17/03/2010

Goivo engelhado


Matthiola sinuata (L.) R. Br.

As dunas são alojamento frágil, uma varanda que se move com o siroco impedindo que os inquilinos descansem no sofá. Um éden, porém, para os que se enfadam com a rotina e anseiam por aventuras no dorso remansoso de um camelo ou com uma cabrinha pela corda.

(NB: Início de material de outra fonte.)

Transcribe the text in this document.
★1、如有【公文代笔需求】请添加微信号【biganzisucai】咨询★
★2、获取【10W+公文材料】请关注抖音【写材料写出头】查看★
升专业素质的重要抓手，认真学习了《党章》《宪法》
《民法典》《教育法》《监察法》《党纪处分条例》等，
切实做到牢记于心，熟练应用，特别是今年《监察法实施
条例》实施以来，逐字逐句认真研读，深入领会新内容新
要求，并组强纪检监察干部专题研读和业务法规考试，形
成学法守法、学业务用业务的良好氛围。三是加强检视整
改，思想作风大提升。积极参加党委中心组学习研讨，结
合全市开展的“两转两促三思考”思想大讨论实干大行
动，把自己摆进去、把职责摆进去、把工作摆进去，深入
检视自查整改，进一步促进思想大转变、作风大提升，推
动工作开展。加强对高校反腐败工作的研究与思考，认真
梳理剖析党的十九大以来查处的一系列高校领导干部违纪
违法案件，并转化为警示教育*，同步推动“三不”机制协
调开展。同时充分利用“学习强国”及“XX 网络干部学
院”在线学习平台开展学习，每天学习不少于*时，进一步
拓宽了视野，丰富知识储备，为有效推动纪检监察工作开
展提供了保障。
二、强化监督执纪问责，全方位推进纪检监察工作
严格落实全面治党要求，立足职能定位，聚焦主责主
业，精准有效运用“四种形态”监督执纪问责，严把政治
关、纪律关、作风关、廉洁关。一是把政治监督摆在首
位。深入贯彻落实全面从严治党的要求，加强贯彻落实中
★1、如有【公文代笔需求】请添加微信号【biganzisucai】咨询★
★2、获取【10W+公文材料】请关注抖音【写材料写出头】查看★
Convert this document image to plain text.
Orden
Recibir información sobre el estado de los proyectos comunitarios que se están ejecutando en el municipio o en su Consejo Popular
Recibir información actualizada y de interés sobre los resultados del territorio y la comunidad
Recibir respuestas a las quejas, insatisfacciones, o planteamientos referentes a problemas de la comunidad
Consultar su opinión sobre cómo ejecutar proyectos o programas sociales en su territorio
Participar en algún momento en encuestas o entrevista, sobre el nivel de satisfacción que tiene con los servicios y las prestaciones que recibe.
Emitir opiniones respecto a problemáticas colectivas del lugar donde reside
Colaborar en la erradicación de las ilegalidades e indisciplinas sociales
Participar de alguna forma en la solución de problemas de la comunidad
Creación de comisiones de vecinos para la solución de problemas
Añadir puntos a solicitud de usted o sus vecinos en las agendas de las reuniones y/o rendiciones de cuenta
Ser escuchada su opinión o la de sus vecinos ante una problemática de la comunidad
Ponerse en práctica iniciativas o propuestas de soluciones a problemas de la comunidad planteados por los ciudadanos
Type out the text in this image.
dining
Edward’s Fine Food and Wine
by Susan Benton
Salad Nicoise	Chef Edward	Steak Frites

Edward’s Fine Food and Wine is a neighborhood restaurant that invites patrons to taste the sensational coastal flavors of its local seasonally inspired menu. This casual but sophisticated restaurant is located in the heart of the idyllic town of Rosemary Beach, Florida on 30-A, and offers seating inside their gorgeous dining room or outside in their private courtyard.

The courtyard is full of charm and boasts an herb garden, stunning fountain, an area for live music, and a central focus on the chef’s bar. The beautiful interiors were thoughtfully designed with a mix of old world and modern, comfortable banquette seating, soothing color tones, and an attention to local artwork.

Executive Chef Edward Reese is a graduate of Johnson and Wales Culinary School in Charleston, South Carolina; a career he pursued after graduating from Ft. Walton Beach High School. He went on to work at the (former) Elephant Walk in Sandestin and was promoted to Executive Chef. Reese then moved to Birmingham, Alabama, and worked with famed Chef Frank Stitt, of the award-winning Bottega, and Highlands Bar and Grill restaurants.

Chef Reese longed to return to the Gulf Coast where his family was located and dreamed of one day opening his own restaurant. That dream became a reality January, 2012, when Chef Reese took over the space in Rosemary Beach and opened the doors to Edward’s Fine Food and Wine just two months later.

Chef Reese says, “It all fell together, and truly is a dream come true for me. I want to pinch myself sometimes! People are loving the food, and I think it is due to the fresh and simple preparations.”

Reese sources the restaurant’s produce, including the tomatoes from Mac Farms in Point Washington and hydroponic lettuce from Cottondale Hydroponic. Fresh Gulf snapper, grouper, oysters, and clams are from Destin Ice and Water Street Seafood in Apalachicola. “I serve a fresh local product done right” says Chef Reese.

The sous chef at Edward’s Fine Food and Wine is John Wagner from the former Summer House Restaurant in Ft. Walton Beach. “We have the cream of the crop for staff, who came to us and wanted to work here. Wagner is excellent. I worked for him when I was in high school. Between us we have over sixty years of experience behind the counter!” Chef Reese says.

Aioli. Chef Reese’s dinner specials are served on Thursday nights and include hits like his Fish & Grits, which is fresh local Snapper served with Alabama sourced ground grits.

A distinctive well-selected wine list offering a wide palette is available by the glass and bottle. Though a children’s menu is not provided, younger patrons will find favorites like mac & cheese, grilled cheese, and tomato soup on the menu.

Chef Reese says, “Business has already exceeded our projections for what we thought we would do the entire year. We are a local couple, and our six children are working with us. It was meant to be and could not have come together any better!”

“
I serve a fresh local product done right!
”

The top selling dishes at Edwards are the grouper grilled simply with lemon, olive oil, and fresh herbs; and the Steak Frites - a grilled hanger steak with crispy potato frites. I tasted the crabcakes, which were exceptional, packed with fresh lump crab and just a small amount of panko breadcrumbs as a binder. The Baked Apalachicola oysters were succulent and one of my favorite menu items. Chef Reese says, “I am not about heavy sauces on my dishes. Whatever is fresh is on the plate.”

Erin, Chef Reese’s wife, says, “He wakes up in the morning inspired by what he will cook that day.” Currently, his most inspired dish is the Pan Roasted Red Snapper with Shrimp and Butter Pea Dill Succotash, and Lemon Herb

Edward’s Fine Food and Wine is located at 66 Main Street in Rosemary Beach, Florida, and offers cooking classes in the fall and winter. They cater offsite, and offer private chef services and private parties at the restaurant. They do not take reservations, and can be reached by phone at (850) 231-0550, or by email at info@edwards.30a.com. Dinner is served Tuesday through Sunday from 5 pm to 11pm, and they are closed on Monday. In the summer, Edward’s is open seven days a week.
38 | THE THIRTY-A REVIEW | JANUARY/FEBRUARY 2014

Há ainda poucas flores nas dunas. As da giroflée-des-dunes, perfumadas e de um matiz lilás invulgar, recordam-nos que estes potenciais desertos à porta não servem os piratas mas resguardam alguns tesouros. Mesmo sem flores, esta herbácea bianual da bacia mediterrânica e ilhas Canárias é vistosa. As folhas de margens onduladas (sinuatas) são obra de capricho que o veludo de uma lã espessa protege do efeito abrasivo da areia enquanto capta o vapor de água circundante. As flores não têm estilete, unindo-se as quatro pétalas num tubo longo adequado à polinização por borboletas.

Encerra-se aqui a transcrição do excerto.